As has occurred many times before, congressional Democrats are threatening a government shutdown on Friday, if President Trump and Republicans don't cave on DACA, Deferred Action for Childhood Arrivals, an American immigration policy that allows eligible immigrant youth, who entered the country as minors, protection from deportation and a work permit, which is valid for two years and subject to re-approval.
As you might expect, familiar lines are being used in print and broadcast media. "The government will run out of money," they say. No, it won't. The government never runs out of money. The government can't control its spending habit and that is where the real problem lies.
Once again, Democrats see an opportunity to damage the president and the Republican brand through fear and intimidation, tactics effectively used by Capone and his gang.

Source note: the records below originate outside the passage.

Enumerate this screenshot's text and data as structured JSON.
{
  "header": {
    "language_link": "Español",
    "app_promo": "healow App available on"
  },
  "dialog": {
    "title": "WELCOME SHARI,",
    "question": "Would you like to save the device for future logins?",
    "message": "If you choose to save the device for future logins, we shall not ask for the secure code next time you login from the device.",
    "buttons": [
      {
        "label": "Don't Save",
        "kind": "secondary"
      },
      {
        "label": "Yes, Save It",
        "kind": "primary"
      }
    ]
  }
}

Their media accomplices will visit familiar places to demonstrate the "harm" caused by closing the government and they will round up the usual suspects. Expect to see crying mothers with small babies complaining about whatever they want to complain about, closed parks and stories about how only "essential" government employees must report to work. Now there's a way to shrink the size and cost of government: keep the essentials and let go of the nonessentials.

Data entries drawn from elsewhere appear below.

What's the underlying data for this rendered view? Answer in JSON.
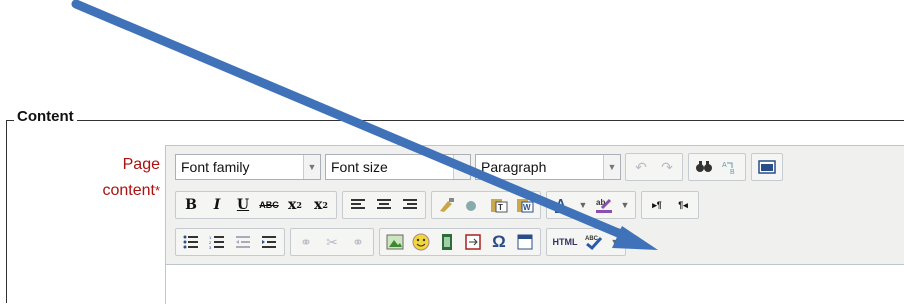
{
  "fieldset": {
    "legend": "Content",
    "label": "Page",
    "label_line2": "content",
    "required_mark": "*"
  },
  "editor": {
    "font_family": "Font family",
    "font_size": "Font size",
    "format": "Paragraph",
    "html_button": "HTML",
    "spell_label": "ABC"
  },
  "colors": {
    "label": "#aa1111",
    "arrow": "#3f72b8",
    "toolbar_bg": "#f0f0ee"
  }
}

It will likely not be noted by the media that anyone who is denied a paycheck during the "shutdown" will get it all back.

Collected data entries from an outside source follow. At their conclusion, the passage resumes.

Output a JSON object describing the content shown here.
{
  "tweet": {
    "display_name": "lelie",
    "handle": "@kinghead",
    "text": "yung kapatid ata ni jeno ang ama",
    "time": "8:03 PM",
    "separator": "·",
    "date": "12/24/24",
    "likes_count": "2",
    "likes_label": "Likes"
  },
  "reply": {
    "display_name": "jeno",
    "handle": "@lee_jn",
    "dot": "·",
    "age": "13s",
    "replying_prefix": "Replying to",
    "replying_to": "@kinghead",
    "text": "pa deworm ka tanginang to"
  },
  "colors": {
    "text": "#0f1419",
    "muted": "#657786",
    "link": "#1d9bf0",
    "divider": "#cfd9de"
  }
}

Republicans have always had a terrible defense against political extortion. Instead of standing and fighting for principles (when did that last happen?) they run like cowards in warfare, afraid of the battle.
Maybe this time will be different. Maybe. One hopes the strategy has been developed and is ready to implement.
One option would be a televised address by President Trump, who should be joined by Speaker Paul Ryan. They might appeal to the nation's past when personal debt was a stain on one's character and national debt was a stain on the country. They might remind people of their ancestors, many of whom believed doing for one's self was to be preferred over dependence on government, unless one was truly needy, through no fault of their own. If the narrative is to be changed, the public's thinking must change first.
The government must not be seen as our keeper. The recent tax cut should be used to encourage Americans to invest and save for their future and to build wealth that will allow them to take care of themselves. Wealth, or at least the wealthy, is regarded as evil, while spending -- even deficit spending -- is thought of as good. How did that transformation occur?
We've gone from the days of our 30th president, Calvin Coolidge, whose wisdom remains for anyone wishing to consider it, to the notion that everything government does is good, noble and righteous and the individual is to be the servant of the state.
Coolidge said "no" to new spending and to government programs that did not directly serve the people and would not undermine personal initiative. Like President Trump, he cut taxes significantly and left office with a surplus.
If the government "shuts down" on Friday, it will not only be the Democrats' fault. Republicans must also share part of the blame for their past failures to inform the public about the dangers posed by big government and big spending, not only financially, but in robbing the nation and its people of their character.